A 63-year-old female with a history of gunshot wounds to the left lower extremity. Grayscale long-axis (top) and short-axis (bottom) US images of the sural nerve at the level of the posterior lateral ankle demonstrate post-traumatic architectural distortion of the deep soft tissues (curved arrow) with a thickened and hypoechoic sural nerve (arrowhead) and a focal nodular area of thickening along its course compatible with a neuroma-in-continuity (arrows)

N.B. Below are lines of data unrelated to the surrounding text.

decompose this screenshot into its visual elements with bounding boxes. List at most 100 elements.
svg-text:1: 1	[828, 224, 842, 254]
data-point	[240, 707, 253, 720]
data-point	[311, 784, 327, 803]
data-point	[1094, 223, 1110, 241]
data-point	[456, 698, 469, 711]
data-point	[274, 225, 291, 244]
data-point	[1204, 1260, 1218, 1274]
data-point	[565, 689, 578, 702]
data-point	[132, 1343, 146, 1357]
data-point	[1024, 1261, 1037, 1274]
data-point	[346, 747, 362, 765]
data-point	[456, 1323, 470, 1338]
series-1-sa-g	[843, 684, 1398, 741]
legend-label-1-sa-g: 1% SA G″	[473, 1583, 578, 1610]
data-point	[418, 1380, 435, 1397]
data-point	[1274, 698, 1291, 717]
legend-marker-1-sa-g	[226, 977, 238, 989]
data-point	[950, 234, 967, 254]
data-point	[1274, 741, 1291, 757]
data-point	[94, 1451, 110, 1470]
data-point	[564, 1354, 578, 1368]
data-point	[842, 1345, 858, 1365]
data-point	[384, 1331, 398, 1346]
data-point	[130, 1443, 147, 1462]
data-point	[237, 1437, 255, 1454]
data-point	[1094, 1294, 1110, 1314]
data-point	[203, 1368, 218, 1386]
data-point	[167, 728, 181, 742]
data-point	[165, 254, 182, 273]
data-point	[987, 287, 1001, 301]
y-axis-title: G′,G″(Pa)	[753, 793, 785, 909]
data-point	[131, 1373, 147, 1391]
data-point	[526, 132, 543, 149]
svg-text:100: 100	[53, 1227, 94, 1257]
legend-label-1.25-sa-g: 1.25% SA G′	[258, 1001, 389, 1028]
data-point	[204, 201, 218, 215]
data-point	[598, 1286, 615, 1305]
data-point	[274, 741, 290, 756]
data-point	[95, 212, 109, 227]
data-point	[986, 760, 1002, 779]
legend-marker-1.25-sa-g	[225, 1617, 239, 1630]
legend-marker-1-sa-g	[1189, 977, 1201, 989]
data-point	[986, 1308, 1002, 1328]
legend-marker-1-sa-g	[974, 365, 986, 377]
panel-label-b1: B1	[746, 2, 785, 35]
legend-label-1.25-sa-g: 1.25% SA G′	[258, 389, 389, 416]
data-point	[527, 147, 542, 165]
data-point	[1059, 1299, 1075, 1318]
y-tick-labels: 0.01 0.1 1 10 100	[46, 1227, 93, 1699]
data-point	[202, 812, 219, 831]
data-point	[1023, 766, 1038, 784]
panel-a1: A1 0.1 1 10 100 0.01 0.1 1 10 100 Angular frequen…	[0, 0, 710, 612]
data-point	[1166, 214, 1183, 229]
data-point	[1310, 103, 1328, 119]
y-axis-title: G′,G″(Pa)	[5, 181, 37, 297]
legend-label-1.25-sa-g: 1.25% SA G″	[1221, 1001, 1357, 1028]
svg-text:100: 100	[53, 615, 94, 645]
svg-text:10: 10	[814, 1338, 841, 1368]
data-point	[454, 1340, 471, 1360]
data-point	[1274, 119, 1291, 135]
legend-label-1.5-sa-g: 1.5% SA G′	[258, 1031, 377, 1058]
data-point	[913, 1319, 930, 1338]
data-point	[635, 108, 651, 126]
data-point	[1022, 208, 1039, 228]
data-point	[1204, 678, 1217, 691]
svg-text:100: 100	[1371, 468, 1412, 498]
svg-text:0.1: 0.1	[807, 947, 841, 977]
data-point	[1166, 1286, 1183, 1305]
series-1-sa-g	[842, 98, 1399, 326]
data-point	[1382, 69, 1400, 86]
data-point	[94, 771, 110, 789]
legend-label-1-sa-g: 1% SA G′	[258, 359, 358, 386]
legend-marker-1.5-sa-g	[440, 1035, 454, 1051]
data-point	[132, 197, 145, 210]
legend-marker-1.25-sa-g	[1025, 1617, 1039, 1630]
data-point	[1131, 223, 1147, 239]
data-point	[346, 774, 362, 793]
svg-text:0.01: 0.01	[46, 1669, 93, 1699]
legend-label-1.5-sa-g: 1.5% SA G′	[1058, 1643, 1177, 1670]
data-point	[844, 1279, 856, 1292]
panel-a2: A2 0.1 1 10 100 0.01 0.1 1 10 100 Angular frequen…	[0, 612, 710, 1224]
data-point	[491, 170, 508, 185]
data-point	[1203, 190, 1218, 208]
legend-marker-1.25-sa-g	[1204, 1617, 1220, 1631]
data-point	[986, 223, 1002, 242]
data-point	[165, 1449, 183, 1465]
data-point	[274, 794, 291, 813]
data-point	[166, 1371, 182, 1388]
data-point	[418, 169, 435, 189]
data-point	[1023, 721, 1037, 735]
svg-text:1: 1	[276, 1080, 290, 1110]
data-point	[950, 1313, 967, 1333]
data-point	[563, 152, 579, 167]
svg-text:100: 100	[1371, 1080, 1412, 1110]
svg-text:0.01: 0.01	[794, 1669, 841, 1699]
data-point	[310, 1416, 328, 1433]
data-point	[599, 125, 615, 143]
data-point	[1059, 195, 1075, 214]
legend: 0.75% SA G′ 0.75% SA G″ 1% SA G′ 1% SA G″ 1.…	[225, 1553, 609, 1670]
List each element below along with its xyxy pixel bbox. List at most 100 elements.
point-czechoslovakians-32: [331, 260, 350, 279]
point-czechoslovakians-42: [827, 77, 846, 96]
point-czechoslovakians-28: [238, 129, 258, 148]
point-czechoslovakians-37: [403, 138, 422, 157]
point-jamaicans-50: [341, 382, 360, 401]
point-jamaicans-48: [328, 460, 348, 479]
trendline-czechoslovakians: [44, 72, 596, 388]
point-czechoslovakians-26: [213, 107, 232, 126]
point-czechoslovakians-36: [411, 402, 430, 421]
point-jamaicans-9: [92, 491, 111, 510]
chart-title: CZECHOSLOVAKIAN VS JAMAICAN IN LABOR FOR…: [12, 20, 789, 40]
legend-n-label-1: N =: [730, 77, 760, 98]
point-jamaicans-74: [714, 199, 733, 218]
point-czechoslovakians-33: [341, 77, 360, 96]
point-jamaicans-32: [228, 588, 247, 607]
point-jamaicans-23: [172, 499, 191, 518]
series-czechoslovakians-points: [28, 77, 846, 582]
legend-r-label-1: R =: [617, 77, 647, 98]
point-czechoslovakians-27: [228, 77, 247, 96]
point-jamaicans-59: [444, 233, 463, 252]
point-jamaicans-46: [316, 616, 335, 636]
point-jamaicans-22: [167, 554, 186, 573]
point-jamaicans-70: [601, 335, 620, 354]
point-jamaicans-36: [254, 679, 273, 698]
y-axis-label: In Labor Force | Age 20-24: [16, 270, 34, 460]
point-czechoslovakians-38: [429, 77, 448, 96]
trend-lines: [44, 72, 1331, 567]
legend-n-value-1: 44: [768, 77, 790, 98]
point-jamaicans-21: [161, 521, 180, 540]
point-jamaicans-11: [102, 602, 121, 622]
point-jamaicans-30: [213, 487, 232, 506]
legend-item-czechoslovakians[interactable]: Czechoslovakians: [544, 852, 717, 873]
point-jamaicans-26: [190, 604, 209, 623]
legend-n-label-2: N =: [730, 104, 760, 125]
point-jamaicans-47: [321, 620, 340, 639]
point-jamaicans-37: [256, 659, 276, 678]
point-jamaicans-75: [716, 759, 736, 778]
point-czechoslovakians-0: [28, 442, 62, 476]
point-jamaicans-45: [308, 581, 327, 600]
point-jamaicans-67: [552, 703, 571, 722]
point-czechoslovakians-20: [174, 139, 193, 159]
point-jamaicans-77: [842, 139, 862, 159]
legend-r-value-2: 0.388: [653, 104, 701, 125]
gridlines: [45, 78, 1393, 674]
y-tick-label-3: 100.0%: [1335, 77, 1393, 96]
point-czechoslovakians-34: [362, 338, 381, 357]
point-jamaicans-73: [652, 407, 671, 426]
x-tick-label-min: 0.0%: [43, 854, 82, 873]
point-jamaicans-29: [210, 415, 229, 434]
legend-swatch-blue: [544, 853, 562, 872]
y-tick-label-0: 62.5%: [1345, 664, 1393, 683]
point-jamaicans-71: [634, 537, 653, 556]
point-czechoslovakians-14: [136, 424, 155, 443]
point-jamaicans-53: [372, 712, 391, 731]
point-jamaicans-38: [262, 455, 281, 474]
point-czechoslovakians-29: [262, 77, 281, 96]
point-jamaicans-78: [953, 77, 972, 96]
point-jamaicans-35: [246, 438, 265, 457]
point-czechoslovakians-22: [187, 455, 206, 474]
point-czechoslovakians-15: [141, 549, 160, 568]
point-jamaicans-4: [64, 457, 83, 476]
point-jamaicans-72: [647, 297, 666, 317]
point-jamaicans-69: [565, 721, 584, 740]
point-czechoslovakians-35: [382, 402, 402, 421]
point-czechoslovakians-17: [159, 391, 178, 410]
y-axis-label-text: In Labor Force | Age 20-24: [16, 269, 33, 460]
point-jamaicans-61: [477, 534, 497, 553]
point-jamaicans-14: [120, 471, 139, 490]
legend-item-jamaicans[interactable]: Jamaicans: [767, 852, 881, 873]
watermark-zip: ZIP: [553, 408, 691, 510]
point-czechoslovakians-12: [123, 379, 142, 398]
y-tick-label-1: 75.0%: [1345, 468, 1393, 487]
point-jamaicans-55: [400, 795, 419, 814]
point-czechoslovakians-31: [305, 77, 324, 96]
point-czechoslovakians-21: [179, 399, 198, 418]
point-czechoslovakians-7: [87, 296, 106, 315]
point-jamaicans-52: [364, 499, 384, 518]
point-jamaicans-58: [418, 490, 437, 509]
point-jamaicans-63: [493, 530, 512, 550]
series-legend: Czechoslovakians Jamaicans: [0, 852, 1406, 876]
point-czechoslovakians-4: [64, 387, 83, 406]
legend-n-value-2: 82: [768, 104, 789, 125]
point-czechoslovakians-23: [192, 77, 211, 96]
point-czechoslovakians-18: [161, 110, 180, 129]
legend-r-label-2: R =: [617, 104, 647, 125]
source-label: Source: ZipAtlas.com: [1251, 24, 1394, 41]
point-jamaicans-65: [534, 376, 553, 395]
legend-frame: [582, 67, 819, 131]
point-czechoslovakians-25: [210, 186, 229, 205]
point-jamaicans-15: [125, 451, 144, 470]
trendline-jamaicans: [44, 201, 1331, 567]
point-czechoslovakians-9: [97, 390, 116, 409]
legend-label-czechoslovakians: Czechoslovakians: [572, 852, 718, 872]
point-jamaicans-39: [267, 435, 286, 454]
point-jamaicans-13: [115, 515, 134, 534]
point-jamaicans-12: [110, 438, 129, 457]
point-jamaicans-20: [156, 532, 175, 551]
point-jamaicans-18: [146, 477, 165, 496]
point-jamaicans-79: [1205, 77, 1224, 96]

As magnetic resonance (MR) and sonographic image quality have improved, MRN and US have become valuable tools for the accurate diagnosis and treatment of lower extremity peripheral neuropathies, each with their own sets of advantages and disadvantages, depending on the nerve in question. Current imaging techniques have focused on anatomical depictions of peripheral nerves and their surrounding structures. For example, the relatively recent addition of 3D isotropic thin-section clinical MR imaging with vascular suppression techniques has allowed better visualization of peripheral nerves and the routine generation of nonstandard imaging planes along the courses of particular nerves, which may help better depict regions of nerve pathology in our practice. Newer sonographic techniques, like microvascular Doppler US, which can detect more subtle areas of peripheral nerve hyperemia than color Doppler imaging, and shear-wave elastography, which can detect segments of increased nerve stiffness, are being used in addition to routine grayscale and color Doppler US to better characterize the microscopic structure and possibly function of peripheral nerves, which helps detect and localize abnormal peripheral nerve regions at earlier and milder stages. Finally, while newer MRN techniques, such as diffusion-weighted imaging and diffusion tensor imaging, have well-established roles in the central nervous system, they may also have value in assessing the functional status of the peripheral nervous system.